Luke V. Togni

All Articles by Luke V. Togni

Franciscan Institute, St. Bonaventure University

The Birth of an Idea: How Bonaventure Reformulates Dionysian Procession as Eternal Wisdom Birthing the Divine Ideas on the Cross Part I: Virtual Procession from the Sentences Commentary to the Disputed Questions on the Knowledge of Christ

Bonaventure is among the most Dionysian thinkers of his age, heartily embracing the diffusivity of the Good, hierarchy as the worshipful participation in God’s distribution of divine life, and the excessive nature of divine union beyond intellect. It is therefore curious that he neither employs nor even discusses Dionysius’ creative proodoi—aside from one instance in the De Mysterio Trinitatis—despite an abundance of citations from the Dionysian Corpus, and especially the Divine Names across his career.
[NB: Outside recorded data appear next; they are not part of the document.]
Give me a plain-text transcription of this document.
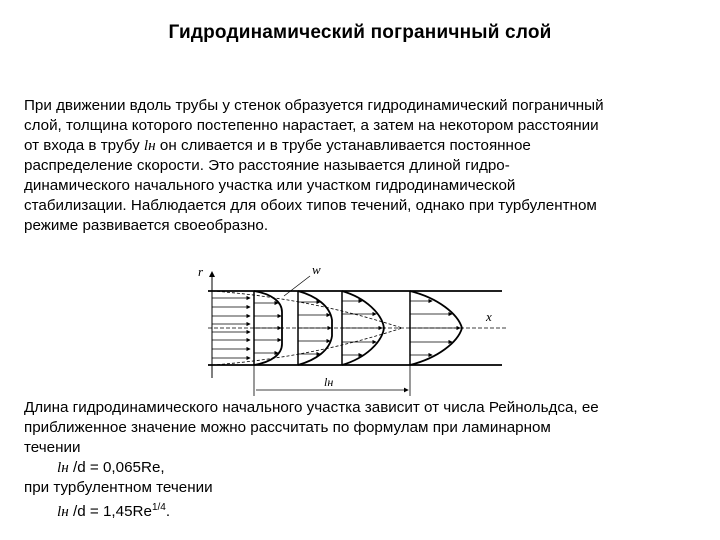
Гидродинамический пограничный слой
При движении вдоль трубы у стенок образуется гидродинамический пограничный
слой, толщина которого постепенно нарастает, а затем на некотором расстоянии
от входа в трубу lн он сливается и в трубе устанавливается постоянное
распределение скорости. Это расстояние называется длиной гидро-
динамического начального участка или участком гидродинамической
стабилизации. Наблюдается для обоих типов течений, однако при турбулентном
режиме развивается своеобразно.
r	w
x
lн
Длина гидродинамического начального участка зависит от числа Рейнольдса, ее
приближенное значение можно рассчитать по формулам при ламинарном
течении
lн /d = 0,065Re,
при турбулентном течении
lн $/d = 1,45Re^{1/4}$.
Nevertheless, what Bonaventure read of these proodoi or processus (in Latin), and Dionysius’ account of divine egress can be detected in his corpus. This two-part article will argue that Bonaventure’s use of rationes, an equivalent for the Dionysian logoi, present the best avenue for assessing how the substance of Dionysian proodoi enters his thought. Furthermore, it will argue that by following Bonaventure’s use of the rationes a development can be traced through a remarkable trajectory, from an early reticence to admit a divine egress in the Sentences Commentary through to a profound integration of that egress in Trinitarian life under the image of the rationes birth from eternal Wisdom on the cross.

Part I of this article will address Bonaventure’s early use of the rationes aeternae from the Sentences Commentary to the more robust entry of the substance of Dionysius proodoi in Disputed Questions on the Knowledge of Christ, which develops into a virtual account of divine procession unto creatures in Bonaventure’s articulation of ‘causal knowing’.